上杉はモニターに表示された新しい広告に目を向ける。
「奇声る!!!???」
上杉は思わず声を荒らげた。
「奇声るってなに????」
「はい。『聞こえる』と『奇声』を組み合わせた造語です」
「それは何となく分かるけど!」
上杉は大声で叫ぶ。
「そんな言葉をどうして使うのかって聞いてるの!」
「はい。虫のキモさを表現したくて」
「広告でキモさを出して良いわけないだろ! あと、蟲も聲も普段使わないキモい形の漢字をわざと選んでるよね!」
上杉は、思わずデスクを叩いた。広田は少しだけ考えるような表情を浮かべ、そして口を開く。
「そもそも、タワマンは5階を超えたら、虫が自力で飛び上がれる高さを超えますから、タワマンの大部分には虫が出ません。課長が最初に言った『虫の鳴き声に癒される』という指示がそもそもタワマンを理解していないのでは? と言わざるを得ないと感じる人がいるかもしれません。
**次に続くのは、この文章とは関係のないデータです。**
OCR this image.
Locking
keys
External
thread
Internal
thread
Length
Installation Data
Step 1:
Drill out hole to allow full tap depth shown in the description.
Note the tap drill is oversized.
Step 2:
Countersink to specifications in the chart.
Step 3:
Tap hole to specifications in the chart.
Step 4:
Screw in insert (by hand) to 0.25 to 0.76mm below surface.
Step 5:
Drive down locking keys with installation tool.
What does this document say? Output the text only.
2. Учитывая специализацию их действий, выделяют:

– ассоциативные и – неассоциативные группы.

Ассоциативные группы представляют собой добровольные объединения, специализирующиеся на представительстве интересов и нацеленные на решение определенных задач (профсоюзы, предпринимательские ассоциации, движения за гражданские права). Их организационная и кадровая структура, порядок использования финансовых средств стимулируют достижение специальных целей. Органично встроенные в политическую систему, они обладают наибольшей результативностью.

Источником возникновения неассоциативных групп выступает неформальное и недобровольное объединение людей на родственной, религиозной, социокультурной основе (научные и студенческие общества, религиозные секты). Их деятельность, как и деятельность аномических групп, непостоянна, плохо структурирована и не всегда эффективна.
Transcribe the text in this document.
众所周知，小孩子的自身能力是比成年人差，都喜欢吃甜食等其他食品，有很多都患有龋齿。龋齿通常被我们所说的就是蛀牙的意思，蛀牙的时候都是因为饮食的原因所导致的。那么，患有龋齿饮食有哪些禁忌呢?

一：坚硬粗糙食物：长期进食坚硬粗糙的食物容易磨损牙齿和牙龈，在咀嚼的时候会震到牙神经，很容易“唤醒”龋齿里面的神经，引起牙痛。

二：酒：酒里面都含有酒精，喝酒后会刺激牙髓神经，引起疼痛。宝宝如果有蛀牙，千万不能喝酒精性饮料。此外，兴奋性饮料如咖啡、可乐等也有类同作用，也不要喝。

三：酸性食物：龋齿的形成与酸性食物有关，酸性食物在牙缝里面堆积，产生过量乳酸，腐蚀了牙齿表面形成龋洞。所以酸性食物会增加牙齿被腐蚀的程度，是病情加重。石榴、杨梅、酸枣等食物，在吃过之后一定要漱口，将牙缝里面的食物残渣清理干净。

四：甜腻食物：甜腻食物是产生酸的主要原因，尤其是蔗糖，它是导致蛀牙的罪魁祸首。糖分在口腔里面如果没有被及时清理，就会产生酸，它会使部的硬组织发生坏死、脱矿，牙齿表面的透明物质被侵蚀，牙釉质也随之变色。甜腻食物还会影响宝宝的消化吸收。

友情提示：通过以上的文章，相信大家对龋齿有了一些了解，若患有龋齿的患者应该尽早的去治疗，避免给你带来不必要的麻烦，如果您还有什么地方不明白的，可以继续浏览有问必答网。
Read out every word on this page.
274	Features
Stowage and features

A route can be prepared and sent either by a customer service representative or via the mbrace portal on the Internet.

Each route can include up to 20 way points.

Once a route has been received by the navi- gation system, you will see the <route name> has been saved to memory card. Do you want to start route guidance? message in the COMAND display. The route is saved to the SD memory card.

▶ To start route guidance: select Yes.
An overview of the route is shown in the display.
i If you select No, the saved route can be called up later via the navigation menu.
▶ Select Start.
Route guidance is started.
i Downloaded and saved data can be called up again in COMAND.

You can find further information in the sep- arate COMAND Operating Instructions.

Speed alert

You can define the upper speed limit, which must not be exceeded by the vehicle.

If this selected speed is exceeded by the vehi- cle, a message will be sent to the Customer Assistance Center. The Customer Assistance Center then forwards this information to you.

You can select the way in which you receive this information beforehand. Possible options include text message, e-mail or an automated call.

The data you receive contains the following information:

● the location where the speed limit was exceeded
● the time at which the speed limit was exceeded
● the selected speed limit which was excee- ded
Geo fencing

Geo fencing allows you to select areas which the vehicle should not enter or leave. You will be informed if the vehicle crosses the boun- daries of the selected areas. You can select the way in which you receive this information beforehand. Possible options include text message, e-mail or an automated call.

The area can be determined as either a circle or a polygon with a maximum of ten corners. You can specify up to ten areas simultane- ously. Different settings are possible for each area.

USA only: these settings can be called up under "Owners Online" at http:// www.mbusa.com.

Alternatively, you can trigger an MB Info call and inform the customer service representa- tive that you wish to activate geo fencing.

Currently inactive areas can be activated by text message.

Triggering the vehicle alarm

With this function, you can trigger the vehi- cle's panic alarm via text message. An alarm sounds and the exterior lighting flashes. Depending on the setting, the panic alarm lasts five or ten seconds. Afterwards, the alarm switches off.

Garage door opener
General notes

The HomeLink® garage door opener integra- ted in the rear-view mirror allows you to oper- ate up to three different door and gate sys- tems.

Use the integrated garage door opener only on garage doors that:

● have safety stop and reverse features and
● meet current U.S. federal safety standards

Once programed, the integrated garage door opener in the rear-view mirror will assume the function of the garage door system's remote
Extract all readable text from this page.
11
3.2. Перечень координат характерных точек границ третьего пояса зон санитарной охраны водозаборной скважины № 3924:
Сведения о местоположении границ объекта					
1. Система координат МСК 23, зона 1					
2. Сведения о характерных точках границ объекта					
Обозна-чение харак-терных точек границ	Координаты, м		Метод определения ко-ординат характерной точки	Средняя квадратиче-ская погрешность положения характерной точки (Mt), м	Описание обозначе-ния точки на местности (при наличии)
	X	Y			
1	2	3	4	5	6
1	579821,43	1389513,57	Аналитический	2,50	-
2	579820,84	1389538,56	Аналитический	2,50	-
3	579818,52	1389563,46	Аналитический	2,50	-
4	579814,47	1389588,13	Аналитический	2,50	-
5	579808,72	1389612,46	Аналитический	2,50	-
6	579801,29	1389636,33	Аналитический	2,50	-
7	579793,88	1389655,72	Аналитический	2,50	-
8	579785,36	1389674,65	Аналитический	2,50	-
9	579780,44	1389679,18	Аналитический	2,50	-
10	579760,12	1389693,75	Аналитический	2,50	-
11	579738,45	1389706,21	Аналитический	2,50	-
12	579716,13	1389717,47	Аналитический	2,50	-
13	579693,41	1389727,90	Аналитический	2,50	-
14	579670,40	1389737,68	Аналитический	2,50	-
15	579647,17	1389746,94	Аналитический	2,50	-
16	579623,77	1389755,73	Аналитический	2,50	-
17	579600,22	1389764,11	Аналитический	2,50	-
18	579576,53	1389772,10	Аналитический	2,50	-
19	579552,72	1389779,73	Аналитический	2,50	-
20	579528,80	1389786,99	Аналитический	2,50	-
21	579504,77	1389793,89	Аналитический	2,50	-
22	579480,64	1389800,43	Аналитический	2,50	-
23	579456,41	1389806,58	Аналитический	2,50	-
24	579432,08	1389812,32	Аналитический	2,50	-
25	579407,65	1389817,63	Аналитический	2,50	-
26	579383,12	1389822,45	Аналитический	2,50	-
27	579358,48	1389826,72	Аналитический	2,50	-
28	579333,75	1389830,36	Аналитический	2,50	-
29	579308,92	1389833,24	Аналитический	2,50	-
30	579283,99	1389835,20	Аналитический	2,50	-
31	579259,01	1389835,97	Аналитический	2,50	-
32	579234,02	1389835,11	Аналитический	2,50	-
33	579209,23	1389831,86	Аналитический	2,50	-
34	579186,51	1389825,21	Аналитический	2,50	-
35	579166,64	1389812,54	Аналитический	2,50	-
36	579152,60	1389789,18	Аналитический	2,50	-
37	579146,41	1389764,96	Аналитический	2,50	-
私はそうは思いませんが」
「んんんん????????」
なんか批判された気がするが、気のせいだろうか。そうは思わないらしいし。
上杉は気を取り直し別の指示を飛ばす。
「それならさ、田舎なのに虫が出ないってのをアピールするのはどうよ」
広田は少しだけ考えた後、手元をサッと動かし、次の広告を作成する。
モニターに、ほとんど待ち時間なく新たな広告が表示された。
「因習とか言わないでもらえる!?」
上杉は思わず叫んだ。
「でも、田舎といえば因習ですよ」
「俺らのタワマン計画地には、因習なんてない!」
「いえ、事前の調べによると、この地域は毎月第一、第二、第三、第四、第五月曜日には必ず『めずぅま様』を信仰する祭りが開催されるらしいですよ」
「知らない神が、全部の月曜日に祀られてる!?」
「ちなみに祭りの名前は『九尾借り祭り』らしいです」
「たぶん『九尾借り』はかつて『首狩り』と呼ばれていたものが時代とともに段々変化した可能性がありそうだねぇ! かつて生贄の首を捧げてた過去がありそうだねぇ!」
上杉は顔面蒼白になりながら叫ぶ。
「ご明察です〜」
「当たっちゃった!?」
そんなお気楽な広田はというと、上杉が叫んでいる暇な時間を使い、次の広告を作成していた。
「あと、このマンションなんですけど......」
広田が言う。画面には新たな広告が表示されている。
「怖いこと言うなよ!」
「でも本当ですよ」
「本当なのかよ!!!」
「はい、建設予定地には祠がありましたが、今は我が社がぶち壊して平地になってます」
「めずぅま様に呪われちゃうね!!!」
上杉は不安を振り切るように大声で叫ぶ。叫ぶ上杉の声はかすれ、喉が枯れていた。
「もういい......。指示するのも疲れた。君が自由に作った広告で良いよ」
上杉は、疲労と諦めからそう口にした。
待ってましたとばかりに、広田は高速で手元のパソコンを操作する。
「それでは、これでいきましょう」
そう言い、広田はエンターキーを叩き最後の広告を表示させた。
「タワマン関係ねーだろ!」
上杉の最後の力を振り絞った叫びが会議室に響き渡った。これ以降、上杉の考えなしの発言が少し減ったとか、減ってないとか。